- Capital Appreciation released a positive set of results for the six months ended 30 September 2022, reflecting the growing success of its burgeoning fintech operations.
- The group business operations include digital payments, software, cloud and other digital products, with global expansion gaining momentum off a small base.
- Revenue increased by 22.50% to R538.1 million on the back of a 22% rise in payment terminals to 315,000 units. Software segment revenue jumped 75%; however, substantial investments were undertaken to drive the company’s growth resulting in trading profit only being up by 2%. EBIDTA was flat for the period.
- Investments included a new software business, international operations based in Amsterdam, and an additional 81 personnel to service the growth in the software division. The EBITDA margin decreased 600 basis points to 26.6% as the staff headcount rose.
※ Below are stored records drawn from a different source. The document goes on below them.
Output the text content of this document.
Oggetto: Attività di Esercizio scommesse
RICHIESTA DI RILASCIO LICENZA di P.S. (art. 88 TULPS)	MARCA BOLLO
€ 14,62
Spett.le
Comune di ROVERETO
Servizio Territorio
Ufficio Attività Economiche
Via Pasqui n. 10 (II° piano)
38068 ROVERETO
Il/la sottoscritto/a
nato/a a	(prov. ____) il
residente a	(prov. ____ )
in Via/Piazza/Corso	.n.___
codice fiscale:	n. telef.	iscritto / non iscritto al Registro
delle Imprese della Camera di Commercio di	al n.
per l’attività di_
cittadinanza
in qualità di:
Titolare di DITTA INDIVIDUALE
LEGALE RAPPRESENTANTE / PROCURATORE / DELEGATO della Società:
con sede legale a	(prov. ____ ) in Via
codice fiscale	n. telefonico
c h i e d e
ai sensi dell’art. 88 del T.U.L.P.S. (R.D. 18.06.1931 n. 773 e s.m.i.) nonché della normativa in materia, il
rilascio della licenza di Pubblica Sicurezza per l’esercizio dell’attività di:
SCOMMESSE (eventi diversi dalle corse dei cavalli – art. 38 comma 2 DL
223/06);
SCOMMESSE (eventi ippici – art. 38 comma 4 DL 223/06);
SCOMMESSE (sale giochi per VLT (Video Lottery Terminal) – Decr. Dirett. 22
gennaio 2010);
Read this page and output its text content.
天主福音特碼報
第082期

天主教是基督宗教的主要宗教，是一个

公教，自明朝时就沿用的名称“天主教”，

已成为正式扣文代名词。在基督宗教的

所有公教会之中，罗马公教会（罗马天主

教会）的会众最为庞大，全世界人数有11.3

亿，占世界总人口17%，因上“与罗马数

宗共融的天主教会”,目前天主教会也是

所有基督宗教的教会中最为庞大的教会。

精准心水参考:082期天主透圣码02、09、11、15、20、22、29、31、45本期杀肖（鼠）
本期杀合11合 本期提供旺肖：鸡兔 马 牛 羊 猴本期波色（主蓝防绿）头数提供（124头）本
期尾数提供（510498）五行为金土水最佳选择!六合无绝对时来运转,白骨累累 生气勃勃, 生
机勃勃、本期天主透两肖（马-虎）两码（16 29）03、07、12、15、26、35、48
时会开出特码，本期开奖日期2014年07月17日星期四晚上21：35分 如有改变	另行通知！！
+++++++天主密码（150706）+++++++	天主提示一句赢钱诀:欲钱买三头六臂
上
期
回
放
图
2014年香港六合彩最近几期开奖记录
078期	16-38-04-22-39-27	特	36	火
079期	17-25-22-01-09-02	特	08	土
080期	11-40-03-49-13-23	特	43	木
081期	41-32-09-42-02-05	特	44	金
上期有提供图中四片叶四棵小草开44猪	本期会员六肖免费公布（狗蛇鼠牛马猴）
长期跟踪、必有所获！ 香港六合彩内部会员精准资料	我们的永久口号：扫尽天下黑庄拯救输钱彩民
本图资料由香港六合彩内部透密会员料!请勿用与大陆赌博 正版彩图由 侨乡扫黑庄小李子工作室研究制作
- Strong cash generation was a positive aspect of the groups’ results. This was despite margin pressures due to a slowdown in global growth as reflected in lower sales of new payment terminals.
- Growth was particularly strong in the software business operations, which grew EBIDTA by 57%, enabling Capital Appreciation to increase the interim dividend by 13.3%.
- The groups innovative and capital light business model, and entrepreneurial management team should stand the company in good stead.
- Capital Appreciation is cautiously optimistic in its outlook and this is a stock that could turn out to be a gem in the sector. I am a buyer of this share especially with management having large stakes in the company. Capital Appreciation has a good track record of capital allocation, despite a recent once-off impairment related to a public sector business unit.